Ancient and Medieval history
Kythrea is built on the ruins of the ancient city of Hitron. In 1833 , excavations brought to the light , the ancient temple of the Pafian Aphrodite , while in Agios Dimitrianos , tombes, pottery and an inscription were discovered , as well as a statue of Septimious Sevirous. At the eastern side of Kythrea there was a necropolis of the Middle and Late Bronze Age, while another necropolis was discovered at Halipasi. Kythrea began to develop after the period of the Arabic invasions and after the destructions which the Hytri had gone through.

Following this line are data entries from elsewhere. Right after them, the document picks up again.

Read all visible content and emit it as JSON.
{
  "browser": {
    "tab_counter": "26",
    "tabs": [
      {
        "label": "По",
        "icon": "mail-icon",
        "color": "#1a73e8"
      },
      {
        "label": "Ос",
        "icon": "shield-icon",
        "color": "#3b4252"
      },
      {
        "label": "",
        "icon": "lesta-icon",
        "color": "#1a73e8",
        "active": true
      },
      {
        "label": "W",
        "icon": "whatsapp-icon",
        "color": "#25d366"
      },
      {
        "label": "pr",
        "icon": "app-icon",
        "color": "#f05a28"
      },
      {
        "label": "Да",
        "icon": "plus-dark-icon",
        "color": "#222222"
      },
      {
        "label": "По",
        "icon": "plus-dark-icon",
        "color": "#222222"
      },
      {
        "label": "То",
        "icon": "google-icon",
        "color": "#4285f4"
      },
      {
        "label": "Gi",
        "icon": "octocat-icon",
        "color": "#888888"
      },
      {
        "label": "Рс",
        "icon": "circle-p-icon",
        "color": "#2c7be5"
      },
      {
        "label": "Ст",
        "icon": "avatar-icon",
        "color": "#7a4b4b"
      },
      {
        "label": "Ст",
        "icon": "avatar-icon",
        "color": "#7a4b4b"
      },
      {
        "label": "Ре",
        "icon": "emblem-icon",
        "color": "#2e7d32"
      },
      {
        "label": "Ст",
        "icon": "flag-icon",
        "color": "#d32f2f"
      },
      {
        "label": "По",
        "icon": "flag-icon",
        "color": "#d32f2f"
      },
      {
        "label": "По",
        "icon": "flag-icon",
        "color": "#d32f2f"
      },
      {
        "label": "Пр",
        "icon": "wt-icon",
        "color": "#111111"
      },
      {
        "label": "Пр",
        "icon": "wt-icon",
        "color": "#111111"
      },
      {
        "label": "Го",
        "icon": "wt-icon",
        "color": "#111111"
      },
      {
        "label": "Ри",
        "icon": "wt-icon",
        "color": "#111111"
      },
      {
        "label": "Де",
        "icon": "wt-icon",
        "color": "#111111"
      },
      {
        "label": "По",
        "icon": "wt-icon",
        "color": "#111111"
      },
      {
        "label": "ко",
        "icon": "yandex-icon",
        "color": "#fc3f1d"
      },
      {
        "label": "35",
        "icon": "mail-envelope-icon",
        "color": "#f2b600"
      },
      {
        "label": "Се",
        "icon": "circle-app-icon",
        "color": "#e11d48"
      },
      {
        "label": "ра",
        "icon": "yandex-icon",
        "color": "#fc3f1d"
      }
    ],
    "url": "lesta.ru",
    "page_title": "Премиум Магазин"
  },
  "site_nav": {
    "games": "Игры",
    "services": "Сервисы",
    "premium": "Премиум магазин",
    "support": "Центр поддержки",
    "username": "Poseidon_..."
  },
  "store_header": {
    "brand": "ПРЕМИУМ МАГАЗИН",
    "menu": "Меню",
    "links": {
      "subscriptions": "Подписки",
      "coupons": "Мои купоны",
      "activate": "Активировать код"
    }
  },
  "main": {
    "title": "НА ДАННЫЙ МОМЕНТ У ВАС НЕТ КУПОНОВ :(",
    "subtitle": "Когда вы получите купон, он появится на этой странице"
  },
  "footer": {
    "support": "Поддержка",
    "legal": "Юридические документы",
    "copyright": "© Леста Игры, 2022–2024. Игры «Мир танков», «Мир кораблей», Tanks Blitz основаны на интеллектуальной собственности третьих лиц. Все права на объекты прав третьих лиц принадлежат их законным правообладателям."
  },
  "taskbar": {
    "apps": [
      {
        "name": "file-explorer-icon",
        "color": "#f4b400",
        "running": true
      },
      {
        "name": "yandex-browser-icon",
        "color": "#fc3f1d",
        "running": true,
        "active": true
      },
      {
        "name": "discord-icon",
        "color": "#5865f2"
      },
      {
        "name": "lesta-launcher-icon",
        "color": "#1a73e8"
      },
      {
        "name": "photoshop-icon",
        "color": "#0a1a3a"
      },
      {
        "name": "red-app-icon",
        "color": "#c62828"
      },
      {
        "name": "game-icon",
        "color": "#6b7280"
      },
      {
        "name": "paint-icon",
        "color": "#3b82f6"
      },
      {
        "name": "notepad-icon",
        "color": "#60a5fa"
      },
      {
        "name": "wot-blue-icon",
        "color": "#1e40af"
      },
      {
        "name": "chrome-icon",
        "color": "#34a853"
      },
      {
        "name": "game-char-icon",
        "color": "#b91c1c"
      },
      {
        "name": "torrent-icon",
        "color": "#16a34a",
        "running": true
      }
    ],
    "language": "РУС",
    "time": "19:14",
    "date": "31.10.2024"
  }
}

In 1765 the windmills and the water reservoirs of Kythrea were damaged due to the Muslim rebellions against the Cyprus commander Jil Osman. In 1865 the first school in Kythrea was founded in the area of Hardakiotissa while three years later the construction of a second school took place in Agios Andronicus. Later on, during the British Rule, many other schools were constructed. The first mayor of Kythrea was Nicholas Kattamis who was elected in 1915. The majority of the residents were Greek Cypriot while there was also a small number of Turkish Cypriots.
Turkish invasion of 1974
On the 14th of August 1974, during the second phase of the Turkish invasion, Kythrea was taken over by the Turkish army. Since then, 48 residents of Kythrea still remain lost.